Tax Office Mulls investigation
JAKARTA (TheInsiderstories) – Indonesian tax authorities reportedly intend to follow up on information containing names of figures who allegedly store their wealth secretly in offshore tax havens. These are names previously mentioned in the leaked ‘Paradise Papers’ document published by The International Consortium of Investigative Journalists (ICIJ).
Based on leaked documents, three Indonesians – Tommy Soeharto, Mamiek Soeharto and Prabowo Subianto – are on the list of the world’s biggest businesses, heads of state and global figures in politics, entertainment and sports that are alleged to have sheltered their wealth in offshore tax havens.
The three prominent figures are however yet to make any public statement in response to the report, which has been widely published by local media.
‘We will follow up on any data or information from assorted sources, including the very latest. We will try to obtain more comprehensive and detailed data as part of our efforts to ensure taxpayer compliance,’ Directorate General of Taxation spokesman Hestu Yoga Saksama said in a statement on Monday, Nov. 6.
The tax office is responsible to ensure that taxpayers declare all of their wealth in their annual tax reports. He stressed that tax officers were not allow to publicize taxpayer data, as this was prohibited under Law on the General Provisions of Taxation.

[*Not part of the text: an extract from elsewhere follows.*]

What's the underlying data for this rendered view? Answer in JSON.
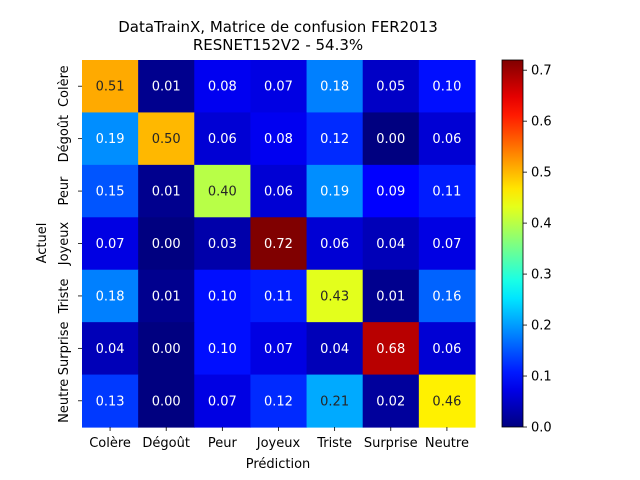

Saksama admitted, however, that Indonesia could not do much to investigate such information independently, because the country will be joining the Automatic Exchange of Information (AEOI) in September 2018.
Indonesia’s plans to exchange tax information with tax authorities worldwide from September 2018 could push taxpayers to repatriate their assets.
ICIJ and 95 media partners explored 13.4 million files leaked from a combination of offshore law firms and company registries in some of the world’s most secretive countries.
The files were obtained by the German newspaper Süddeutsche Zeitung, and shared with ICIJ.
The Paradise Papers documents include nearly 7 million loan agreements, financial statements, emails, trust deeds and other paperwork over nearly 50 years from inside Appleby, a prestigious offshore law firm with offices in Bermuda and beyond.
The leaked documents include files from the smaller, family-owned trust company, Asiaciti, and from company registries in 19 secrecy jurisdictions.
The Paradise Papers reveal offshore interests and activities of more than 120 politicians and world leaders, including Queen Elizabeth II, whose private estate indirectly invested in a rent-to-own loan company accused of predatory tactics.
At least 13 allies, major donors and Cabinet members of U.S. President Donald J. Trump’s regime appear, including Commerce Secretary Wilbur Ross’s interests in a shipping company that makes millions from an energy firm whose owners include Russian President Vladimir Putin’s son-in-law and a sanctioned Russian tycoon.
The leaked files from Appleby, the offshore law firm, include details of tax planning by nearly 100 multinational corporations, including Apple, Nike and Uber.
The Joko Widodo’s government completed the tax amnesty program early this year, with a target to raise US$100 billion. The government however only managed to only collect $12 billion. However, as much as $350 billion previously hidden abroad was declared by one million entities, including in tax haven countries, averaging $350,000 per entity, or a hundred times per capita gross domestic product, equivalent to 40 percent of Indonesia’s GDP.